The Mackinaw Bridge is undergoing renovative repairs, yet the traffic stills flows across its length. It is Route 2 which leads across the southern edge of the UP along Lake Michigan’s northern shoreline, which offers the most remarkable up-grading imaginable. Long time a main route for cars and commercial trucks the highway underwent some major improvements within the past two years. No longer is the driver of the passenger car forced to share the heavily traveled route with log haulers, moving vans and other massive trucks wanting to pass or needing to be passed. About every ten miles the new road with its generous paved shoulders offers a mile long double-lane section on which those drivers who must pass can do so safely and easily. Aware of this frequent passing zone the drivers relax and wait to accomplish whatever passing they dream necessary. A total of nine such passing zones exist as one travels west on 2.

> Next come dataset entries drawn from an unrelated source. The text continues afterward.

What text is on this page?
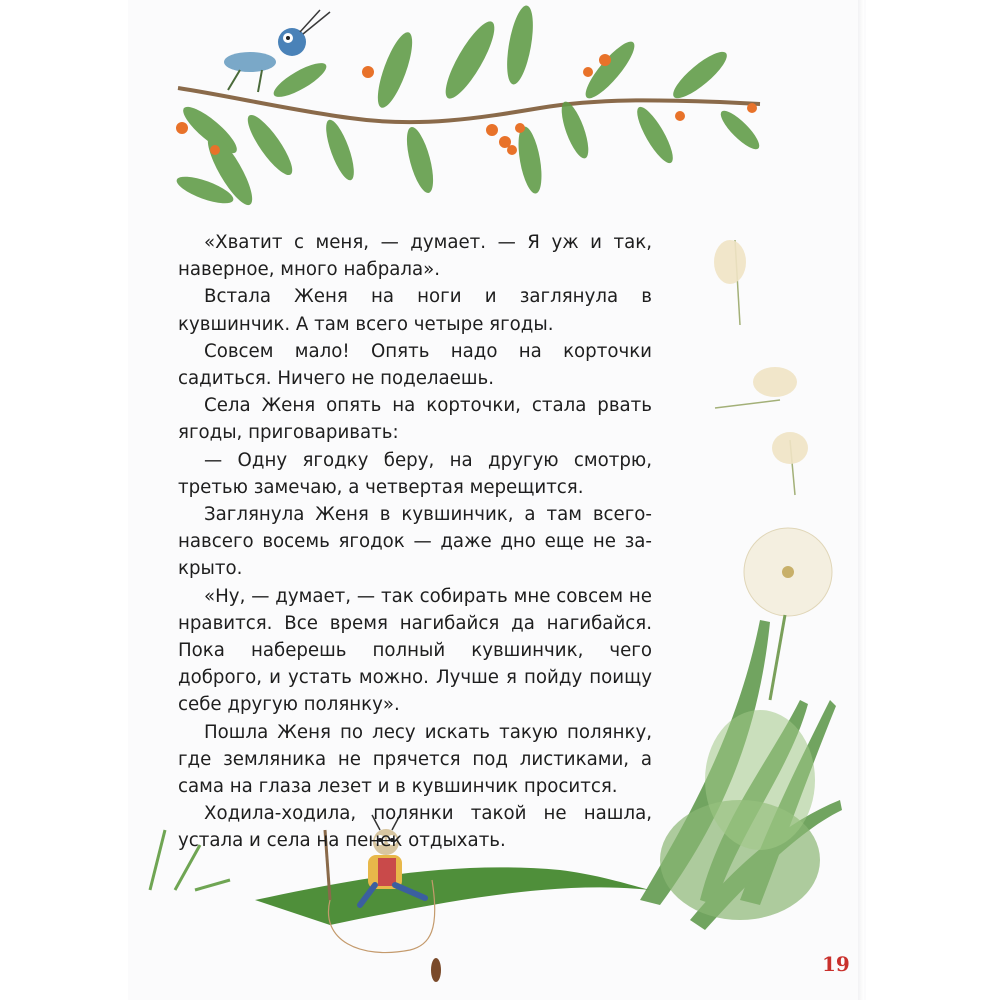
«Хватит с меня, — думает. — Я уж и так, наверное, много набрала».

Встала Женя на ноги и заглянула в кувшинчик. А там всего четыре ягоды.

Совсем мало! Опять надо на корточки садиться. Ничего не поделаешь.

Села Женя опять на корточки, стала рвать ягоды, приговаривать:

— Одну ягодку беру, на другую смотрю, третью замечаю, а четвертая мерещится.

Заглянула Женя в кувшинчик, а там всего-навсего восемь ягодок — даже дно еще не закрыто.

«Ну, — думает, — так собирать мне совсем не нравится. Все время нагибайся да нагибайся. Пока наберешь полный кувшинчик, чего доброго, и устать можно. Лучше я пойду поищу себе другую полянку».

Пошла Женя по лесу искать такую полянку, где земляника не прячется под листиками, а сама на глаза лезет и в кувшинчик просится.

Ходила-ходила, полянки такой не нашла, устала и села на пенек отдыхать.

19
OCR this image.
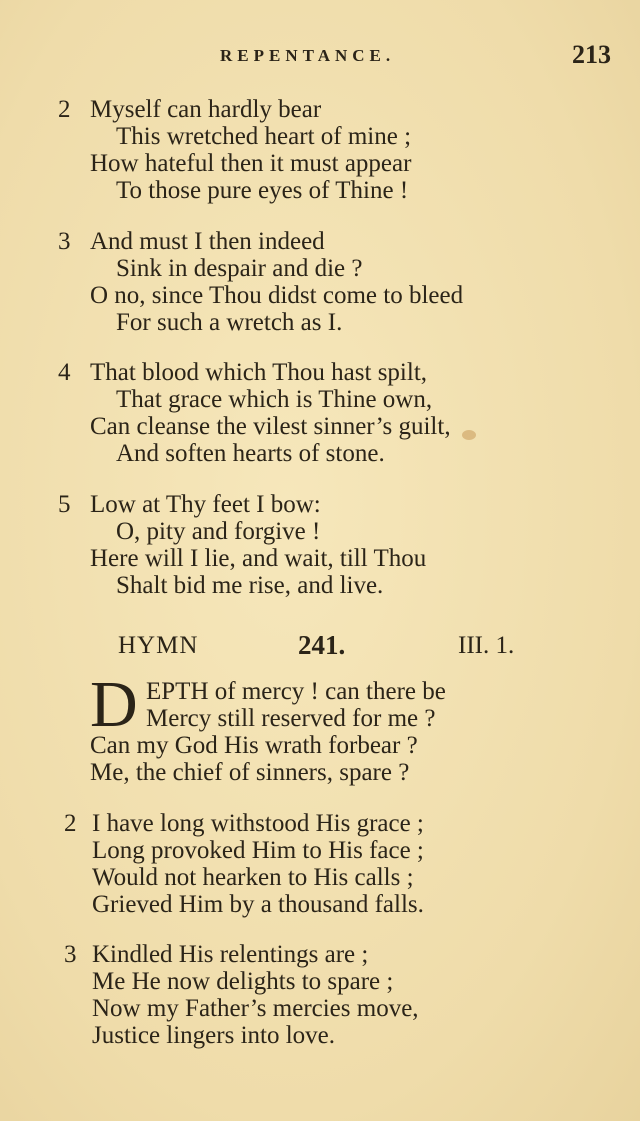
REPENTANCE.	213
2 Myself can hardly bear
This wretched heart of mine ;
How hateful then it must appear
To those pure eyes of Thine !
3 And must I then indeed
Sink in despair and die ?
O no, since Thou didst come to bleed
For such a wretch as I.
4 That blood which Thou hast spilt,
That grace which is Thine own,
Can cleanse the vilest sinner’s guilt,
And soften hearts of stone.
5 Low at Thy feet I bow:
O, pity and forgive !
Here will I lie, and wait, till Thou
Shalt bid me rise, and live.
HYMN	241.	III. 1.
D EPTH of mercy ! can there be
Mercy still reserved for me ?
Can my God His wrath forbear ?
Me, the chief of sinners, spare ?
2 I have long withstood His grace ;
Long provoked Him to His face ;
Would not hearken to His calls ;
Grieved Him by a thousand falls.
3 Kindled His relentings are ;
Me He now delights to spare ;
Now my Father’s mercies move,
Justice lingers into love.
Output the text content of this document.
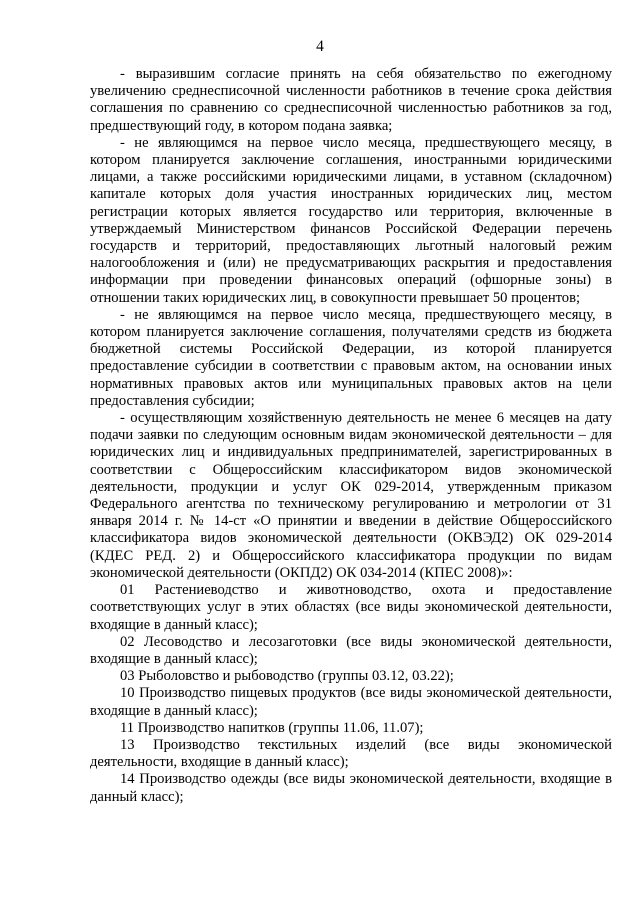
4

- выразившим согласие принять на себя обязательство по ежегодному увеличению среднесписочной численности работников в течение срока действия соглашения по сравнению со среднесписочной численностью работников за год, предшествующий году, в котором подана заявка;

- не являющимся на первое число месяца, предшествующего месяцу, в котором планируется заключение соглашения, иностранными юридическими лицами, а также российскими юридическими лицами, в уставном (складочном) капитале которых доля участия иностранных юридических лиц, местом регистрации которых является государство или территория, включенные в утверждаемый Министерством финансов Российской Федерации перечень государств и территорий, предоставляющих льготный налоговый режим налогообложения и (или) не предусматривающих раскрытия и предоставления информации при проведении финансовых операций (офшорные зоны) в отношении таких юридических лиц, в совокупности превышает 50 процентов;

- не являющимся на первое число месяца, предшествующего месяцу, в котором планируется заключение соглашения, получателями средств из бюджета бюджетной системы Российской Федерации, из которой планируется предоставление субсидии в соответствии с правовым актом, на основании иных нормативных правовых актов или муниципальных правовых актов на цели предоставления субсидии;

- осуществляющим хозяйственную деятельность не менее 6 месяцев на дату подачи заявки по следующим основным видам экономической деятельности – для юридических лиц и индивидуальных предпринимателей, зарегистрированных в соответствии с Общероссийским классификатором видов экономической деятельности, продукции и услуг ОК 029-2014, утвержденным приказом Федерального агентства по техническому регулированию и метрологии от 31 января 2014 г. № 14-ст «О принятии и введении в действие Общероссийского классификатора видов экономической деятельности (ОКВЭД2) ОК 029-2014 (КДЕС РЕД. 2) и Общероссийского классификатора продукции по видам экономической деятельности (ОКПД2) ОК 034-2014 (КПЕС 2008)»:

01 Растениеводство и животноводство, охота и предоставление соответствующих услуг в этих областях (все виды экономической деятельности, входящие в данный класс);

02 Лесоводство и лесозаготовки (все виды экономической деятельности, входящие в данный класс);

03 Рыболовство и рыбоводство (группы 03.12, 03.22);

10 Производство пищевых продуктов (все виды экономической деятельности, входящие в данный класс);

11 Производство напитков (группы 11.06, 11.07);

13 Производство текстильных изделий (все виды экономической деятельности, входящие в данный класс);

14 Производство одежды (все виды экономической деятельности, входящие в данный класс);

Beside the wonderful National Parks and frequent State Forest camp grounds which didn’t exist in my earlier years amazing changes have taken place at the Cut River Bridge. High above the river the bridge remains much as it was way back then but the large river which passes under it hundreds of feet below is all but invisible today as a result of a heavy growth of maples and birch which have established themselves on what was originally the gradual decline of the river’s rocky bed. The stairs which twist their way down to the river have been rebuilt and include a wheelchair section which descends the eastern sides of the gorge far enough to turn and cross under the bridge’s massive metal supports to its Lake Michigan side. Overhead the sound of cars and trucks roaring overhead shatter the silence of the gorge. Today the river appears to be about two feet wide when you are fortunate enough to spot it among the heavy tree growth.
What we found unchanged were those we met in the camp grounds we called home. Friendly, helpful and interesting to talk with they were from as far away as California and Vermont. Many were retirees, yet even much younger travelers were on the road to view Michigan’s unbelievable fall colors. Which this year, as all of you have noted, I’m sure, have intensity above the usual. Aren’t we fortunate?